Laparoscopic Sleeve Gastrectomy (LSG) is a restrictive type of operation in which the stomach is surgically modified and shaped into a tube. LGS was originally developed in the United Kingdom and went on to be adopted in the United States, Germany and Belgium. The procedure, which can be performed laparoscopically, entails the removal of a large portion of the stomach which is excised using a special mechanical stapler. The remaining portion of the stomach is tubular in shape and has a drastically reduced volume with a capacity of approximately 100/150 ml. This procedure is not reversible in that a portion of the stomach is surgically removed. The stomach nerves and the pylorus (the stomach “outlet valve”) remain intact thus preserving stomach functions while the overall volume is reduced. When eating, food enters the tubular shaped stomach and fills it up by stacking, held only by the pylorus. Filling of the gastric sleeve determines a significant mechanical limit to the intake of further food and is accompanied by a feeling of satiety. Some studies have shown that the portion of stomach which is removed, especially the bottom part, produces ghrelin, one of the hormones responsible for causing a feeling of hunger. The reduction in the levels of this hormone after the operation leads to a reduction in appetite.
Loss of excess weight on average reaches 60% with results being maintained in the long term (depending on the cooperation of the patient).
In patients with a low BMI (35 - 45) the LGS procedure has been adopted as a single operation as it has proved to be efficacious when checked after 5 years.
This procedure could be of benefit to those patients with a low BMI (35 - 45) who suffer from anaemia or Crohn’s disease or have previously undergone extensive abdominal surgery or for those patients who need prolonged anti-inflammatory treatment as usually these types of medication have to be avoided after gastric by-pass operations. For patients with a high BMI (> 50 - 60) it is more difficult to perform a gastric by-pass or duodenal switch. Sleeve Gastrectomy can offer a reasonable solution to this problem as it provides efficacious initial weight loss. Once the BMI of the patient has dropped to an acceptable level, it is possible to perform a second surgical procedure which may be a gastric by-pass or a duodenal switch to obtain, whenever indicated, further weight loss. This bariatric surgical technique can be very quick and easy to perform, however unlike gastric banding this operation is not reversible and the long-term results are worthy of further study.

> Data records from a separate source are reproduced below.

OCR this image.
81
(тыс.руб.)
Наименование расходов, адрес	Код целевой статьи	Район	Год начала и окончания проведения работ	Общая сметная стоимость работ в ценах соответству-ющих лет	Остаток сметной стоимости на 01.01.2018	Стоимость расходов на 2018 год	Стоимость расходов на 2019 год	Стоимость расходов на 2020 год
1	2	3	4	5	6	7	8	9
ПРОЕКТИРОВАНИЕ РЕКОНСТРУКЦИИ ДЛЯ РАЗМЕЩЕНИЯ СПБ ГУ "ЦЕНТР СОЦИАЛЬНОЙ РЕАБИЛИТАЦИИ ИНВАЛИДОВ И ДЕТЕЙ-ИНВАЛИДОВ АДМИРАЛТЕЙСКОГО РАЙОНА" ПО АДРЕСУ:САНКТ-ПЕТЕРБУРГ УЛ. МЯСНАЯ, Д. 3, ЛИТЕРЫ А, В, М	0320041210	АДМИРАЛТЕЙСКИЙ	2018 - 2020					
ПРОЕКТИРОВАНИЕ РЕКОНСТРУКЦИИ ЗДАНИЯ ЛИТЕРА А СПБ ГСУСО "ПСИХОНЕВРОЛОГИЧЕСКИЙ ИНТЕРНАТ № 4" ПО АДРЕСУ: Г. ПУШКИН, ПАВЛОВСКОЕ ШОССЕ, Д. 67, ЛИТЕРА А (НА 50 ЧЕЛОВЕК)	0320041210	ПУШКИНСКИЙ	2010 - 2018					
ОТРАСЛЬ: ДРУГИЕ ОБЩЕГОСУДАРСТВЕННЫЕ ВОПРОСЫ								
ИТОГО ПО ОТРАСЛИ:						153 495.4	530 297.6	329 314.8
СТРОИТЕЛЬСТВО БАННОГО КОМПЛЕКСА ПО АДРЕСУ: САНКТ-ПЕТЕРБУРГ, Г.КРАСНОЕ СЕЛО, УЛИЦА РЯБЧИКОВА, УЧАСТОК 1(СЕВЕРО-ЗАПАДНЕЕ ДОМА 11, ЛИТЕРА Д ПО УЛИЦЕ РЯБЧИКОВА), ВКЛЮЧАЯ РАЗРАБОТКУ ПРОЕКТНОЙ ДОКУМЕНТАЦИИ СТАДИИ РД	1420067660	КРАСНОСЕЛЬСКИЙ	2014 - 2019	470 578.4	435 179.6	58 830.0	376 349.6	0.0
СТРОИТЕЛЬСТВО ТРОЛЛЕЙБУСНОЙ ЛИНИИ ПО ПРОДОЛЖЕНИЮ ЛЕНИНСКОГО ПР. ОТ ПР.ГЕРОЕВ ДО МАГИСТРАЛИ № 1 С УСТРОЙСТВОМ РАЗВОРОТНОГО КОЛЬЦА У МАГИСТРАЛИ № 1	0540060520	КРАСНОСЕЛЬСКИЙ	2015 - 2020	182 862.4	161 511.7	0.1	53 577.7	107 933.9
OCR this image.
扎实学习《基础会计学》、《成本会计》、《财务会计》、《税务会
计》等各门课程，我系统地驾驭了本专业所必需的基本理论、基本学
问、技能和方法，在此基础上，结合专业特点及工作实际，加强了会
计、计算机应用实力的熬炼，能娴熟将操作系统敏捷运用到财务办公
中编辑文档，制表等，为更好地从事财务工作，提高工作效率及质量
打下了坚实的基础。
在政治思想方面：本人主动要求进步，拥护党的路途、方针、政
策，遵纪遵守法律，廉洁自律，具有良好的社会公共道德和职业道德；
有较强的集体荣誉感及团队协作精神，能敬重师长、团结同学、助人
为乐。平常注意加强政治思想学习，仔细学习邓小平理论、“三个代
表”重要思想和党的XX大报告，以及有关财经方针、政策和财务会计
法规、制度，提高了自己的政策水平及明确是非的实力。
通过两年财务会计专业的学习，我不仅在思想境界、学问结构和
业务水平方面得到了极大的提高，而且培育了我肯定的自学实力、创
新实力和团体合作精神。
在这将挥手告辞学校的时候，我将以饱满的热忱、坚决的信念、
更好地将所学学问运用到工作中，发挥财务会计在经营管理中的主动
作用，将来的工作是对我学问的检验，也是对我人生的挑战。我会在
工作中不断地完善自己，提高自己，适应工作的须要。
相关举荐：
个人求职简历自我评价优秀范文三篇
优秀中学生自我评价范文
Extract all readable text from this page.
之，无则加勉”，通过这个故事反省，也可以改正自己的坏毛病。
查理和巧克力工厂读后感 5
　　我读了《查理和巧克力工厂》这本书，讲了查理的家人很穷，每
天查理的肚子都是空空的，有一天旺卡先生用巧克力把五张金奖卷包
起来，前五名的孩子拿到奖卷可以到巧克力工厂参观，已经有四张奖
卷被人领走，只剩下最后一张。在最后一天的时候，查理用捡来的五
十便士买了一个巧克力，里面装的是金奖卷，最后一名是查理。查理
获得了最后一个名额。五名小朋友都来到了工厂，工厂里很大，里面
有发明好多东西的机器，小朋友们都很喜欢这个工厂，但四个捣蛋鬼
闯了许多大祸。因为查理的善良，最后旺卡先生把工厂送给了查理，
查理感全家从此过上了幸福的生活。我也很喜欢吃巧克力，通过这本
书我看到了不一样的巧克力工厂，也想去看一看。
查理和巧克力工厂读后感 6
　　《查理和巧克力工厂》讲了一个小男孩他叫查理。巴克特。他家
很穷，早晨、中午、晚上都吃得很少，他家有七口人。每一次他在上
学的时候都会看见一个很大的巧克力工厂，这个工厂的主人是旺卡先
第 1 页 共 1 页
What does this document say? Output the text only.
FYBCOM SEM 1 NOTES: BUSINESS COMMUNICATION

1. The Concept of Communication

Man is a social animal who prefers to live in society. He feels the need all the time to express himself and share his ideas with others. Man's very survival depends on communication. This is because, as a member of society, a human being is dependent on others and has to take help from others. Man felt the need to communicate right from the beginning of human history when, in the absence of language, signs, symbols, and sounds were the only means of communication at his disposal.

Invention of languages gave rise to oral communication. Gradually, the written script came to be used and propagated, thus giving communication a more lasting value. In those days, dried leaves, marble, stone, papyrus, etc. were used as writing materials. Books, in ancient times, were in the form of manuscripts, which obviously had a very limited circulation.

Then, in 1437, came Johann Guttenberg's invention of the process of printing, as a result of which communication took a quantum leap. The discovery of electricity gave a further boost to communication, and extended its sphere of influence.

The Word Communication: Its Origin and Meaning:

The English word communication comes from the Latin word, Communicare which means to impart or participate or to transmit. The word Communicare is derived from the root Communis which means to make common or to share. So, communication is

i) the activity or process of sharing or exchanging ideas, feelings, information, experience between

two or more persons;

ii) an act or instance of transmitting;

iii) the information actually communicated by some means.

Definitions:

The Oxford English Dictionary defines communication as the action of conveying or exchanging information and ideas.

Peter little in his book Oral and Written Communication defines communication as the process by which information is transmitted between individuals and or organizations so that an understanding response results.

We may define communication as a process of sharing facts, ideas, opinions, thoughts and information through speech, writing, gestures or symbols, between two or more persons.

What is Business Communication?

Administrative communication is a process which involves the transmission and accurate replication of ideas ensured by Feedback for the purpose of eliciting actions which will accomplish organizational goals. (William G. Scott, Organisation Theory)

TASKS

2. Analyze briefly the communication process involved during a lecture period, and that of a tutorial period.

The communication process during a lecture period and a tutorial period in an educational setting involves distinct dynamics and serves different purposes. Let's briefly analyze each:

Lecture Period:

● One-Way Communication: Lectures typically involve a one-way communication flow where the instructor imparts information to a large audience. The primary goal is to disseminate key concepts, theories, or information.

  • no foreign material is inserted in the body as with gastric banding operations
  • the portion of the stomach responsible for producing the appetite-stimulating hormone, ghrelin, is removed.
  • no Dumping Syndrome as the pylorus remains intact
  • minimum risk of ulcer
  • minimum risk of intestinal obstruction, anaemia, osteoporosis and protein and vitamin deficiencies
  • highly effective as an initial procedure for patients with a very high BMI (> 50 - 60)
  • good results as a single procedure for those patients with a low BM (35 - 45)
  • surgical indication for patients with anaemia, Crohn’s disease and numerous other conditions which render gastric by-pass operations high-risk procedures
  • it can be converted into another operation, such as a gastric by-pass.
  • as with all bariatric surgery procedures, initial weight loss may be followed by subsequent regaining of weight
  • as with all restrictive type operations in those patients who consume liquid and high-calorie foods there may be a failure to lose weight
  • the surgical operation is irreversible as part of the stomach is permanently removed.

Complications are estimated at between 5% and 10%.
As well as general complications such as thrombophlebitis, pulmonary embolism, pneumonia, acute respiratory insufficiency, other complications may be:

  • Intraoperative complications:
    amongst these complications it is necessary to consider accidental perforation of the stomach wall, bleeding (1 - 3%) following lesions to arterial vessels (short vessels) or to adjacent organs (spleen and liver) or along the staple line.

  • Early post-operative complications:
    fistula along the staple line (2 - 5%) is a complication strictly linked to this type of procedure: in 80% of cases this is solved by intravenous feeding while waiting for the fistula to heal, in the remaining 20 % of cases another surgical procedure may be required.

  • Late post-operative complications:
    late gastric fistula is an event which may be associated with this procedure.

A gastric ulcer may also form penetrating the viscera wall. In general a surgical repair procedure is required.
The number of cases requiring further surgery as a result of complications fluctuates between 3.5 % and 25%.
The operation’s mortality rate after 30 days is 0.25%


Loss of excess weight after three years is between 50% - 80%. There is a possibility that the stomach will regain its original size resulting in a weight gain for the patient.